People figured this one out long before the PS/2's bidrectional port ever hove onto the scene. The only question was "why did IBM do it"? I've never heard the answer to that one. The modification could be performed on both the parallel printer adapter and the monochrome display adapter boards.

February 23rd, 2015, 04:16 PM
Are we looking at the same manual? In both cases 3BE/37A bit 4 shows "IRQ Enable", page 2-67 in the 5150 tech ref, which describes both the MDA and PPA mapping.There is no page 2-67 in my 5150 tech ref (Apr. 1984). The two manuals to which I refer are the following:
http://www.minuszerodegrees.net/oa/OA%20-%20IBM%20Monochrome%20Display%20and%20Printer%20Ad apter.pdf

In both cases, neither of them appear to correctly describe the mapping between the parallel port pins and bits from an IN/OUT instruction (it looks like one manual got half the bit mappings, and the other manual got the other half o.0;).

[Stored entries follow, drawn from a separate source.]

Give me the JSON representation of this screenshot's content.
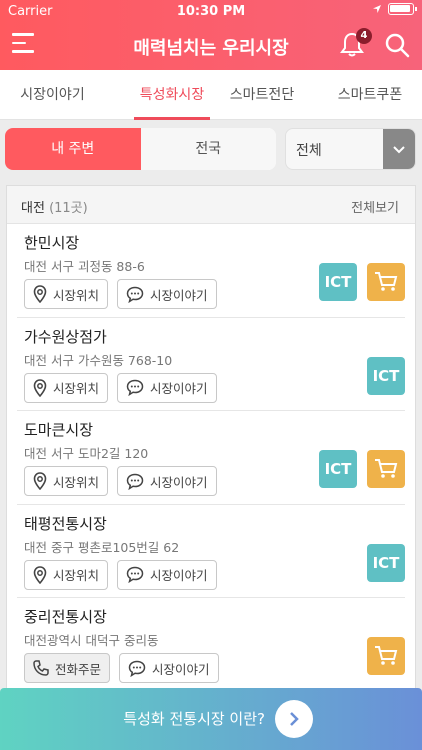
{
  "status_bar": {
    "carrier": "Carrier",
    "time": "10:30 PM"
  },
  "header": {
    "title": "매력넘치는 우리시장",
    "notification_count": "4"
  },
  "tabs": [
    {
      "label": "시장이야기",
      "active": false
    },
    {
      "label": "특성화시장",
      "active": true
    },
    {
      "label": "스마트전단",
      "active": false
    },
    {
      "label": "스마트쿠폰",
      "active": false
    }
  ],
  "filters": {
    "nearby_label": "내 주변",
    "nationwide_label": "전국",
    "select_value": "전체"
  },
  "list": {
    "region": "대전",
    "count": "(11곳)",
    "view_all": "전체보기",
    "items": [
      {
        "name": "한민시장",
        "address": "대전 서구 괴정동 88-6",
        "btn1": "시장위치",
        "btn2": "시장이야기",
        "ict": true,
        "cart": true
      },
      {
        "name": "가수원상점가",
        "address": "대전 서구 가수원동 768-10",
        "btn1": "시장위치",
        "btn2": "시장이야기",
        "ict": true,
        "cart": false
      },
      {
        "name": "도마큰시장",
        "address": "대전 서구 도마2길 120",
        "btn1": "시장위치",
        "btn2": "시장이야기",
        "ict": true,
        "cart": true
      },
      {
        "name": "태평전통시장",
        "address": "대전 중구 평촌로105번길 62",
        "btn1": "시장위치",
        "btn2": "시장이야기",
        "ict": true,
        "cart": false
      },
      {
        "name": "중리전통시장",
        "address": "대전광역시 대덕구 중리동",
        "btn1": "전화주문",
        "btn2": "시장이야기",
        "ict": false,
        "cart": true
      }
    ],
    "ict_label": "ICT"
  },
  "bottom_banner": {
    "text": "특성화 전통시장 이란?"
  },
  "colors": {
    "accent": "#ff5a5f",
    "ict": "#5fc0c4",
    "cart": "#efb24a"
  }
}
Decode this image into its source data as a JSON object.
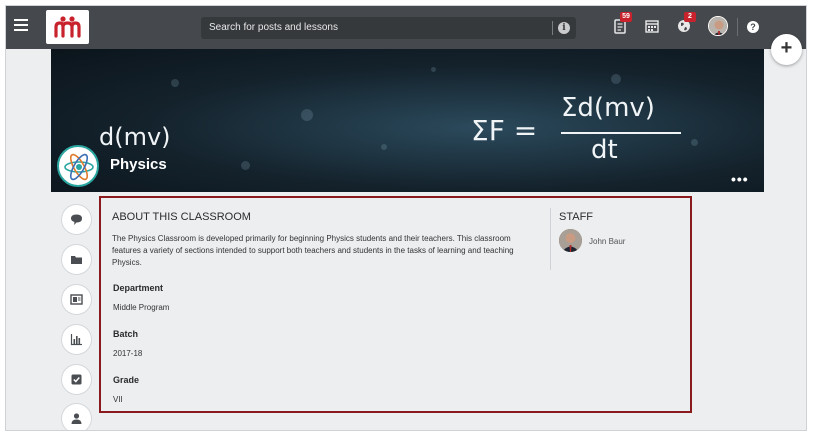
{
  "header": {
    "search_placeholder": "Search for posts and lessons",
    "posts_badge": "59",
    "notifications_badge": "2"
  },
  "banner": {
    "class_name": "Physics",
    "formula_left": "d(mv)",
    "formula_main_lhs": "ΣF =",
    "formula_main_num": "Σd(mv)",
    "formula_main_den": "dt"
  },
  "about": {
    "title": "ABOUT THIS CLASSROOM",
    "description": "The Physics Classroom is developed primarily for beginning Physics students and their teachers. This classroom features a variety of sections intended to support both teachers and students in the tasks of learning and teaching Physics.",
    "fields": [
      {
        "label": "Department",
        "value": "Middle Program"
      },
      {
        "label": "Batch",
        "value": "2017-18"
      },
      {
        "label": "Grade",
        "value": "VII"
      }
    ]
  },
  "staff": {
    "title": "STAFF",
    "members": [
      {
        "name": "John Baur"
      }
    ]
  },
  "colors": {
    "topbar": "#45484c",
    "accent_border": "#8b1a1e",
    "badge": "#c8232c",
    "brand_red": "#c8232c"
  },
  "icons": {
    "menu": "hamburger-icon",
    "info": "info-icon",
    "posts": "document-icon",
    "calendar": "calendar-icon",
    "globe": "globe-icon",
    "help": "help-icon",
    "add": "plus-icon",
    "more": "ellipsis-icon",
    "side_nav": [
      "chat-icon",
      "folder-icon",
      "slides-icon",
      "bar-chart-icon",
      "checkbox-icon",
      "user-icon"
    ]
  }
}
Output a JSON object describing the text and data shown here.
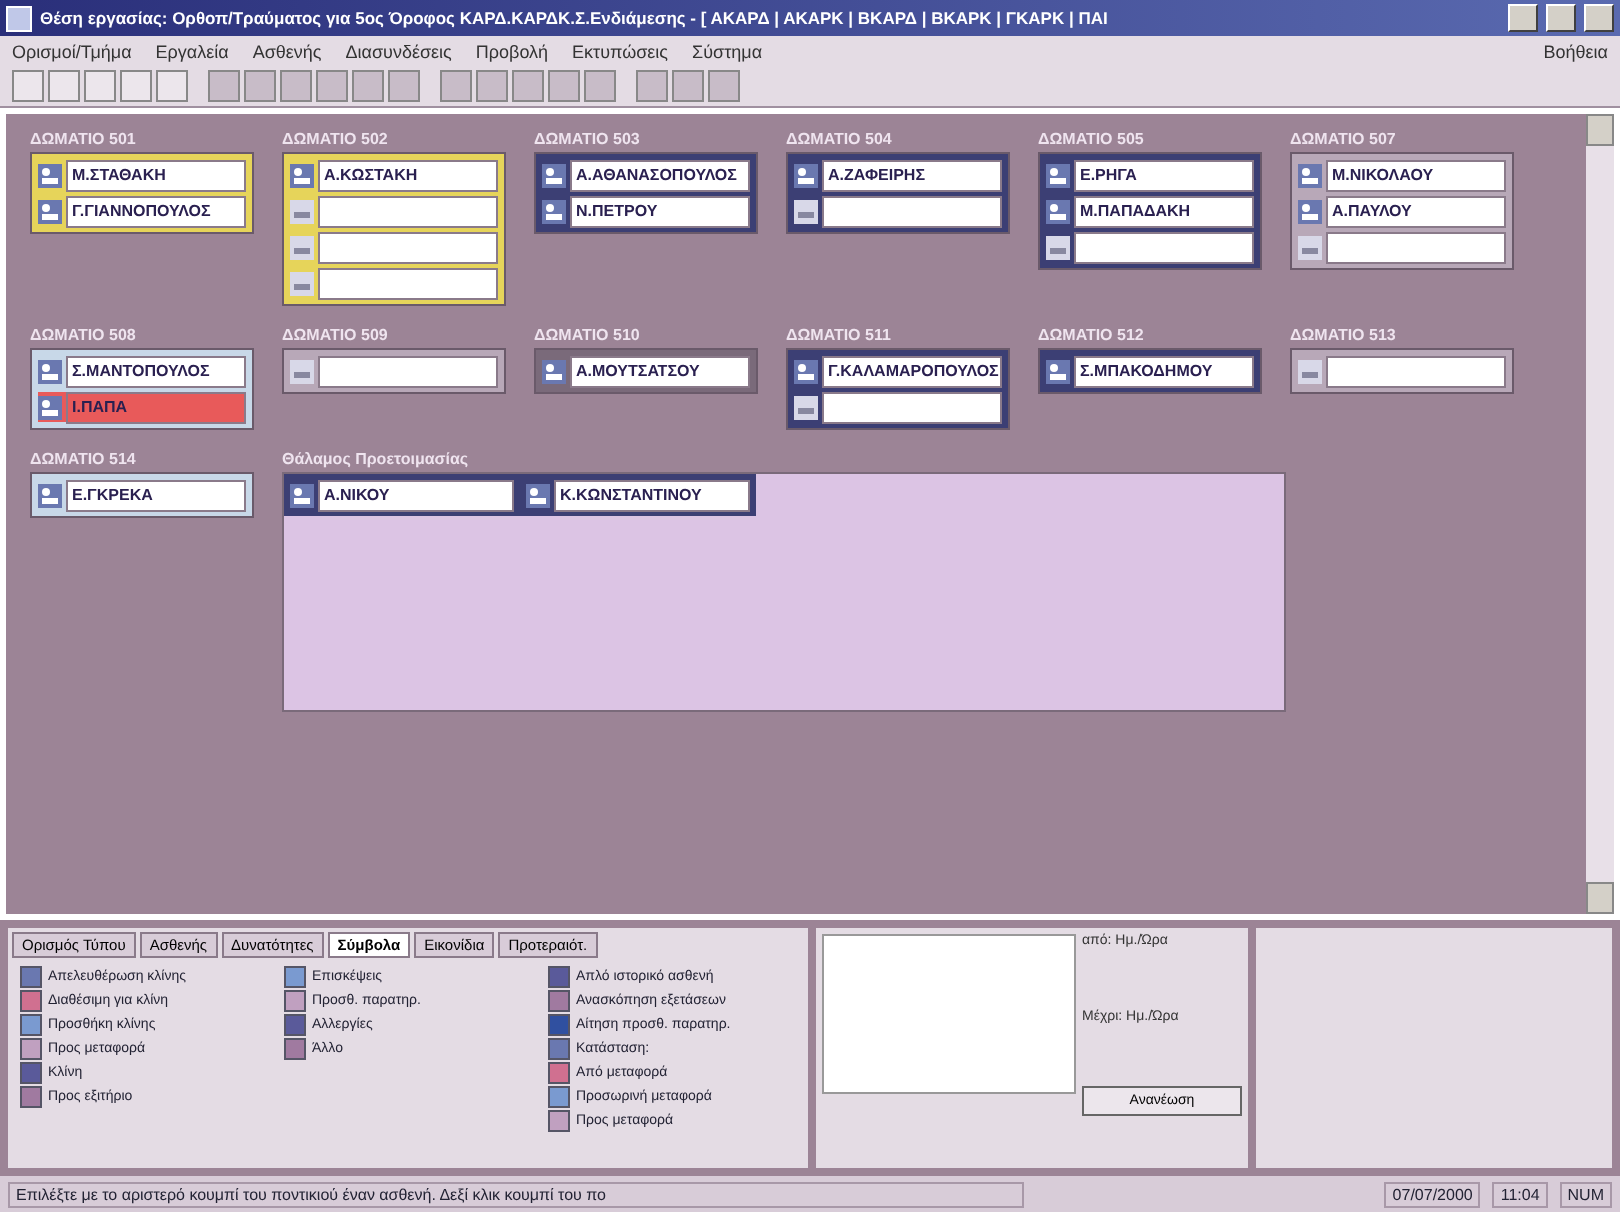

It wouldn't even be a big deal if it weren't for the fact that the Printer Adapter manual makes it look like you can only write nibbles to the output data latch (0x378) (compare with the completely independent parallel port nibble-mode created later), and it contradicts the given schematic later in the manual!

Basically, it threw me off. I was wondering if anyone else noticed, or whether I may finally be seeing things.

February 23rd, 2015, 04:35 PM
Ah, there's your problem. You're working from the O&A documentation, which was on a subscription basis and continuously updated. Accuracy suffered greatly--and if someone got lazy and forgot to perform updates, things only got worse.

I was working from pub 6025008, August 1981--and even that had a few update pages. Generally, the schematics were correct and should be relied on for technical information.